Artemis II computer systems.

A little light reading on the computer systems in Artemis II, just back from flying out past the moon. These articles are very high level, they don't reveal much low-level detail. This is just for interest. Hopefully in time more detailed articles will be published.


From the ACM article:-
"A faulty computer will fail silent, rather than transmit the ‘wrong answer,’” Uitenbroek explained. This approach simplifies the complex task of the triplex “voting” mechanism that compares results. Instead of comparing three answers to find a majority, the system uses a priority-ordered source selection algorithm among healthy channels that haven’t failed-silent. It picks the output from the first available FCM in the priority list; if that module has gone silent due to a fault, it moves to the second, third, or fourth."

The fail silent system is an interesting departure from the more normally used "voting set" cluster design; it would be interesting to know some more details about how that works.
 
And some info on the infrared laser comms system that was used between the orion capsule and earth, which allowed them to beam high resolution videos up to 4K from the moon to earth, a remarkable achievement.

The video below shows them orienting the spacecraft to line up with the receiving station to establish the optical comms link.
View: https://www.youtube.com/watch?v=QWzy1k-pSl8
 
They better have an odd number of computer units.
From the ACM:
"Orion utilizes two Vehicle Management Computers, each containing two Flight Control Modules, for a total of four FCMs. But the redundancy goes even deeper: each FCM consists of a self-checking pair of processors.

Effectively, eight CPUs run the flight software in parallel. The engineering philosophy hinges on a “fail-silent” design. The self-checking pairs ensure that if a CPU performs an erroneous calculation due to a radiation event, the error is detected immediately and the system responds."

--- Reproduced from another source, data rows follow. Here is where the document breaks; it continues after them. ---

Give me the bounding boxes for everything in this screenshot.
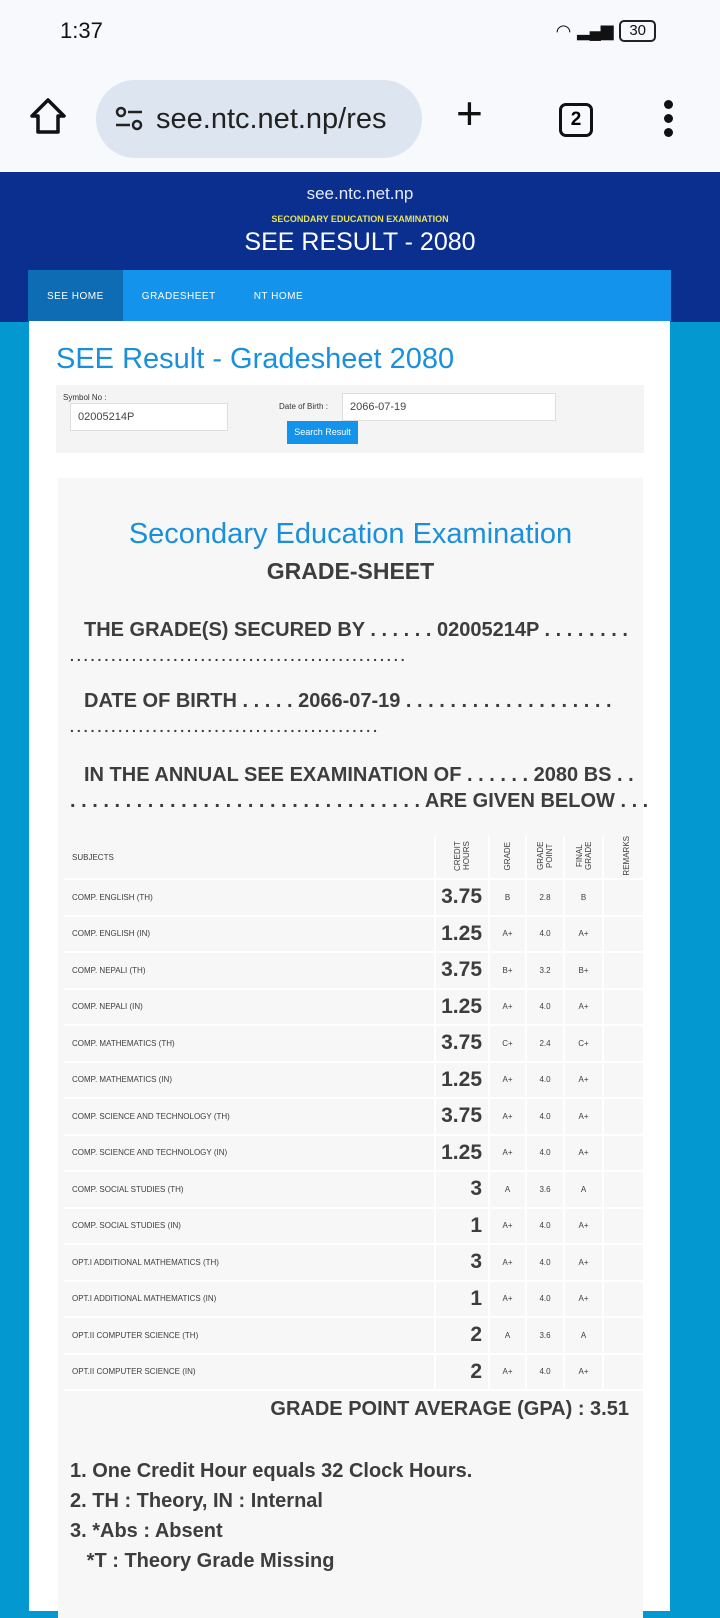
final-grade-cell: B <box>564 879 603 916</box>
table-row <box>64 916 649 953</box>
table-row <box>64 1098 649 1135</box>
column-header-label: REMARKS <box>622 836 631 876</box>
credit-hours-cell: 1.25 <box>435 1062 489 1099</box>
table-row <box>64 1171 649 1208</box>
subject-cell: COMP. SCIENCE AND TECHNOLOGY (TH) <box>64 1098 435 1135</box>
credit-hours-cell: 1.25 <box>435 989 489 1026</box>
column-header <box>526 836 564 879</box>
remarks-cell <box>603 1244 649 1281</box>
column-header <box>564 836 603 879</box>
final-grade-cell: A+ <box>564 1135 603 1172</box>
status-bar <box>0 0 720 60</box>
grade-cell: A+ <box>489 989 526 1026</box>
table-row <box>64 1354 649 1391</box>
nav-nt-home[interactable]: NT HOME <box>253 291 304 302</box>
gradesheet <box>58 478 649 1618</box>
remarks-cell <box>603 952 649 989</box>
column-header-label: CREDIT HOURS <box>453 841 471 871</box>
url-text: see.ntc.net.np/res <box>156 102 387 135</box>
table-row <box>64 1135 649 1172</box>
credit-hours-cell: 1 <box>435 1208 489 1245</box>
final-grade-cell: A+ <box>564 1208 603 1245</box>
credit-hours-cell: 3.75 <box>435 1098 489 1135</box>
dotted-line: ............................................. <box>70 719 381 735</box>
grade-point-cell: 4.0 <box>526 1062 564 1099</box>
address-bar[interactable] <box>96 80 422 158</box>
gradesheet-subheading: GRADE-SHEET <box>266 558 435 584</box>
final-grade-cell: C+ <box>564 1025 603 1062</box>
final-grade-cell: A+ <box>564 1354 603 1391</box>
nav-see-home[interactable]: SEE HOME <box>28 270 123 321</box>
subject-cell: COMP. SCIENCE AND TECHNOLOGY (IN) <box>64 1135 435 1172</box>
grade-cell: A+ <box>489 1244 526 1281</box>
table-row <box>64 1244 649 1281</box>
remarks-cell <box>603 1025 649 1062</box>
remarks-cell <box>603 989 649 1026</box>
search-result-button[interactable]: Search Result <box>287 421 358 444</box>
dob-line: DATE OF BIRTH . . . . . 2066-07-19 . . . . . . . . . . . . . . . . . . . <box>84 690 612 712</box>
remarks-cell <box>603 1208 649 1245</box>
notes <box>70 1456 472 1576</box>
grade-point-cell: 2.4 <box>526 1025 564 1062</box>
table-row <box>64 989 649 1026</box>
site-title: SEE RESULT - 2080 <box>244 228 476 256</box>
column-header-label: GRADE <box>503 841 512 871</box>
credit-hours-cell: 2 <box>435 1317 489 1354</box>
grade-point-cell: 4.0 <box>526 989 564 1026</box>
grade-cell: C+ <box>489 1025 526 1062</box>
subject-cell: OPT.I ADDITIONAL MATHEMATICS (TH) <box>64 1244 435 1281</box>
credit-hours-cell: 1 <box>435 1281 489 1318</box>
final-grade-cell: A+ <box>564 1244 603 1281</box>
final-grade-cell: A+ <box>564 1281 603 1318</box>
content-card <box>29 321 670 1611</box>
exam-line-2: . . . . . . . . . . . . . . . . . . . . . . . . . . . . . . . . ARE GIVEN BELOW . . . <box>70 790 649 812</box>
site-settings-icon[interactable] <box>114 106 144 132</box>
exam-line: IN THE ANNUAL SEE EXAMINATION OF . . . . . . 2080 BS . . <box>84 764 634 786</box>
final-grade-cell: A <box>564 1171 603 1208</box>
grade-cell: A+ <box>489 1354 526 1391</box>
symbol-label: Symbol No : <box>63 393 107 402</box>
gpa: GRADE POINT AVERAGE (GPA) : 3.51 <box>270 1398 629 1420</box>
grade-cell: A <box>489 1317 526 1354</box>
grade-cell: A+ <box>489 1135 526 1172</box>
grade-point-cell: 4.0 <box>526 1281 564 1318</box>
remarks-cell <box>603 1171 649 1208</box>
dob-input[interactable]: 2066-07-19 <box>342 393 556 421</box>
tab-switcher-button[interactable]: 2 <box>559 103 593 137</box>
gradesheet-heading: Secondary Education Examination <box>128 518 573 550</box>
grade-cell: A+ <box>489 1208 526 1245</box>
dotted-line: ................................................. <box>70 648 408 664</box>
dob-label: Date of Birth : <box>279 402 328 411</box>
grade-cell: A+ <box>489 916 526 953</box>
grade-cell: A <box>489 1171 526 1208</box>
final-grade-cell: A+ <box>564 1098 603 1135</box>
browser-toolbar <box>0 60 720 172</box>
subject-cell: COMP. MATHEMATICS (TH) <box>64 1025 435 1062</box>
secured-by-line: THE GRADE(S) SECURED BY . . . . . . 02005214P . . . . . . . . <box>84 619 628 641</box>
home-icon[interactable] <box>28 96 68 136</box>
credit-hours-cell: 3 <box>435 1171 489 1208</box>
subject-cell: COMP. SOCIAL STUDIES (TH) <box>64 1171 435 1208</box>
grade-point-cell: 3.2 <box>526 952 564 989</box>
remarks-cell <box>603 1098 649 1135</box>
table-row <box>64 1025 649 1062</box>
grade-cell: A+ <box>489 1098 526 1135</box>
final-grade-cell: A <box>564 1317 603 1354</box>
grade-cell: A+ <box>489 1062 526 1099</box>
final-grade-cell: B+ <box>564 952 603 989</box>
new-tab-icon[interactable]: + <box>456 87 483 139</box>
subject-cell: COMP. SOCIAL STUDIES (IN) <box>64 1208 435 1245</box>
table-row <box>64 1062 649 1099</box>
subject-cell: COMP. NEPALI (TH) <box>64 952 435 989</box>
subject-cell: COMP. NEPALI (IN) <box>64 989 435 1026</box>
wifi-icon: ◠ <box>555 20 572 41</box>
column-header <box>603 836 649 879</box>
page-title: SEE Result - Gradesheet 2080 <box>56 343 455 375</box>
nav-gradesheet[interactable]: GRADESHEET <box>141 291 216 302</box>
credit-hours-cell: 3.75 <box>435 952 489 989</box>
grade-point-cell: 4.0 <box>526 916 564 953</box>
column-header-label: FINAL GRADE <box>574 841 593 871</box>
credit-hours-cell: 1.25 <box>435 1135 489 1172</box>
grade-cell: B+ <box>489 952 526 989</box>
grade-point-cell: 4.0 <box>526 1098 564 1135</box>
remarks-cell <box>603 1135 649 1172</box>
credit-hours-cell: 3.75 <box>435 1025 489 1062</box>
table-row <box>64 952 649 989</box>
final-grade-cell: A+ <box>564 916 603 953</box>
signal-icon: ▂▄▆ <box>577 23 614 40</box>
more-menu-icon[interactable] <box>664 100 674 142</box>
grade-point-cell: 4.0 <box>526 1244 564 1281</box>
credit-hours-cell: 2 <box>435 1354 489 1391</box>
grade-point-cell: 4.0 <box>526 1208 564 1245</box>
subject-cell: OPT.II COMPUTER SCIENCE (TH) <box>64 1317 435 1354</box>
remarks-cell <box>603 916 649 953</box>
subject-cell: OPT.II COMPUTER SCIENCE (IN) <box>64 1354 435 1391</box>
column-header <box>435 836 489 879</box>
grade-point-cell: 3.6 <box>526 1171 564 1208</box>
grade-cell: B <box>489 879 526 916</box>
remarks-cell <box>603 1281 649 1318</box>
note: 1. One Credit Hour equals 32 Clock Hours. <box>70 1460 473 1482</box>
table-row <box>64 1281 649 1318</box>
final-grade-cell: A+ <box>564 989 603 1026</box>
grade-point-cell: 4.0 <box>526 1354 564 1391</box>
column-header-label: GRADE POINT <box>536 841 554 871</box>
grade-cell: A+ <box>489 1281 526 1318</box>
credit-hours-cell: 3.75 <box>435 879 489 916</box>
table-row <box>64 1317 649 1354</box>
subject-cell: COMP. ENGLISH (IN) <box>64 916 435 953</box>
column-header <box>489 836 526 879</box>
subject-cell: COMP. MATHEMATICS (IN) <box>64 1062 435 1099</box>
subject-cell: OPT.I ADDITIONAL MATHEMATICS (IN) <box>64 1281 435 1318</box>
note: *T : Theory Grade Missing <box>70 1550 335 1572</box>
site-subtitle: SECONDARY EDUCATION EXAMINATION <box>271 214 449 224</box>
note: 3. *Abs : Absent <box>70 1520 223 1542</box>
grade-point-cell: 3.6 <box>526 1317 564 1354</box>
remarks-cell <box>603 879 649 916</box>
clock: 1:37 <box>60 18 103 43</box>
table-row <box>64 1208 649 1245</box>
battery-icon: 30 <box>619 20 656 42</box>
symbol-input[interactable]: 02005214P <box>70 403 228 431</box>
grades-table <box>64 836 649 1391</box>
table-row <box>64 879 649 916</box>
note: 2. TH : Theory, IN : Internal <box>70 1490 323 1512</box>
credit-hours-cell: 3 <box>435 1244 489 1281</box>
column-header <box>64 836 435 879</box>
site-name: see.ntc.net.np <box>306 184 414 203</box>
remarks-cell <box>603 1317 649 1354</box>
credit-hours-cell: 1.25 <box>435 916 489 953</box>
nav-bar <box>28 270 671 321</box>
subject-cell: COMP. ENGLISH (TH) <box>64 879 435 916</box>
grade-point-cell: 2.8 <box>526 879 564 916</box>
remarks-cell <box>603 1062 649 1099</box>
final-grade-cell: A+ <box>564 1062 603 1099</box>
remarks-cell <box>603 1354 649 1391</box>
search-form <box>56 385 644 453</box>
column-header-label: SUBJECTS <box>72 852 114 862</box>
grade-point-cell: 4.0 <box>526 1135 564 1172</box>
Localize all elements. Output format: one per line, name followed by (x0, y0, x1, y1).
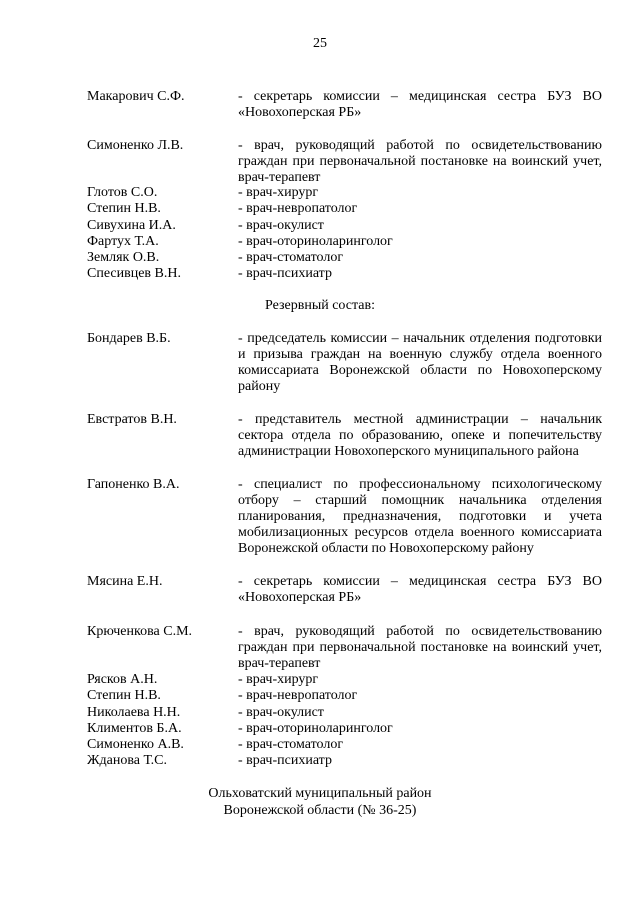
member-name: Фартух Т.А. (87, 234, 159, 249)
member-name: Макарович С.Ф. (87, 89, 185, 104)
member-role: - врач-хирург (238, 672, 319, 687)
member-role: - секретарь комиссии – медицинская сестра БУЗ ВО «Новохоперская РБ» (238, 89, 602, 120)
member-name: Степин Н.В. (87, 688, 161, 703)
member-role: - представитель местной администрации – начальник сектора отдела по образованию, опеке и попечительству администрации Новохоперского муниципального района (238, 412, 602, 459)
member-name: Евстратов В.Н. (87, 412, 177, 427)
member-name: Рясков А.Н. (87, 672, 158, 687)
member-name: Симоненко А.В. (87, 737, 184, 752)
member-role: - врач-психиатр (238, 266, 332, 281)
member-role: - секретарь комиссии – медицинская сестра БУЗ ВО «Новохоперская РБ» (238, 574, 602, 605)
member-role: - врач-психиатр (238, 753, 332, 768)
member-name: Жданова Т.С. (87, 753, 168, 768)
member-name: Сивухина И.А. (87, 218, 176, 233)
member-name: Симоненко Л.В. (87, 138, 184, 153)
page-number: 25 (313, 36, 327, 51)
member-name: Николаева Н.Н. (87, 705, 181, 720)
member-role: - врач-окулист (238, 218, 324, 233)
district-heading-line1: Ольховатский муниципальный район (208, 786, 432, 801)
member-name: Глотов С.О. (87, 185, 158, 200)
member-role: - врач-оториноларинголог (238, 234, 393, 249)
member-name: Земляк О.В. (87, 250, 160, 265)
reserve-heading: Резервный состав: (264, 298, 375, 313)
member-role: - врач-окулист (238, 705, 324, 720)
member-name: Климентов Б.А. (87, 721, 182, 736)
member-role: - председатель комиссии – начальник отделения подготовки и призыва граждан на военную службу отдела военного комиссариата Воронежской области по Новохоперскому району (238, 331, 602, 394)
member-name: Степин Н.В. (87, 201, 161, 216)
member-name: Спесивцев В.Н. (87, 266, 181, 281)
member-name: Гапоненко В.А. (87, 477, 180, 492)
member-role: - врач, руководящий работой по освидетельствованию граждан при первоначальной постановке на воинский учет, врач-терапевт (238, 624, 602, 671)
member-role: - врач-хирург (238, 185, 319, 200)
member-role: - врач-стоматолог (238, 737, 344, 752)
member-name: Крюченкова С.М. (87, 624, 193, 639)
member-role: - врач, руководящий работой по освидетельствованию граждан при первоначальной постановке на воинский учет, врач-терапевт (238, 138, 602, 185)
district-heading-line2: Воронежской области (№ 36-25) (223, 803, 417, 818)
member-name: Мясина Е.Н. (87, 574, 163, 589)
member-role: - специалист по профессиональному психологическому отбору – старший помощник начальника отделения планирования, предназначения, подготовки и учета мобилизационных ресурсов отдела военного комиссариата Воронежской области по Новохоперскому району (238, 477, 602, 556)
member-role: - врач-стоматолог (238, 250, 344, 265)
member-role: - врач-невропатолог (238, 688, 358, 703)
member-role: - врач-невропатолог (238, 201, 358, 216)
member-name: Бондарев В.Б. (87, 331, 171, 346)
member-role: - врач-оториноларинголог (238, 721, 393, 736)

It doesn't really go into a lot of detail, which is a shame, perhaps some papers will be published on it later. I asume the self-checking pairs are the usual thing of two cpu's both running the same program and some differencing hardware watching to see if they get the same result as each opcode (or whatever checkpoints they use) is executed. So if a stray high-energy particle flips a bit in one of the cpu's, a difference is noted and presumably that is the point at which that FCM goes silent. Then they have redundant pairs of FCM's to failover to. But I'm just guessing from what I've read. It would be interesting to learn some more detail about it, just to satisfy my curiosity.:-)

I am wondering what processors they used, it must be something rad hard, which would tend to point to something older. I think I read elsewhere that this spacecraft uses powerpc 750's because of rad hardness, but I could be wrong. They obviously do have modern chips inside the tablets and smartphones they had in the capsule, although that is inside a radiation sheild.

The whole mission is an absolute tech 'tour de force'; sending them out there, bringing them back unharmed... incredible.
 
They said something like the computers they run are "75,000" faster than they had on the Apollos, which is not a whole lot fast. But you don't need a supercomputer for a flight computer.

Hmmm, now I wonder what happens if half of the computers say one thing and another half says another. (Unlikely as it is to happen)
 
If its using powerpc 750's, it may be this RAD750 cpu from BAE:
Those were used in the Perseverence mars rover, according to engadget: https://www.engadget.com/nasa-perseverance-powerpc-750-171516292.html
I can't find the link I read that I thought said they were used in artemis... so I may be wrong about this, perhaps it uses something else.

If it is using those... I'm not sure about 75000 times faster than the AGC, which was supposedly 1 MHz cpu.. that would make it clocked at 75GHz! But still, there's all kinds of news stories going around. 😁
If they are used to building systems based around that chip, it would make sense if they've used it on this mission too, provided it has enough compute power. The datasheet suggests there is a whole family of processors derived from that chip, so they likely have more powerful versions. Well, it's good to see powerpc still being used for something.

I wonder what operating system it runs? They probably have something custom-written for that kind of project, probably nothing off the shelf.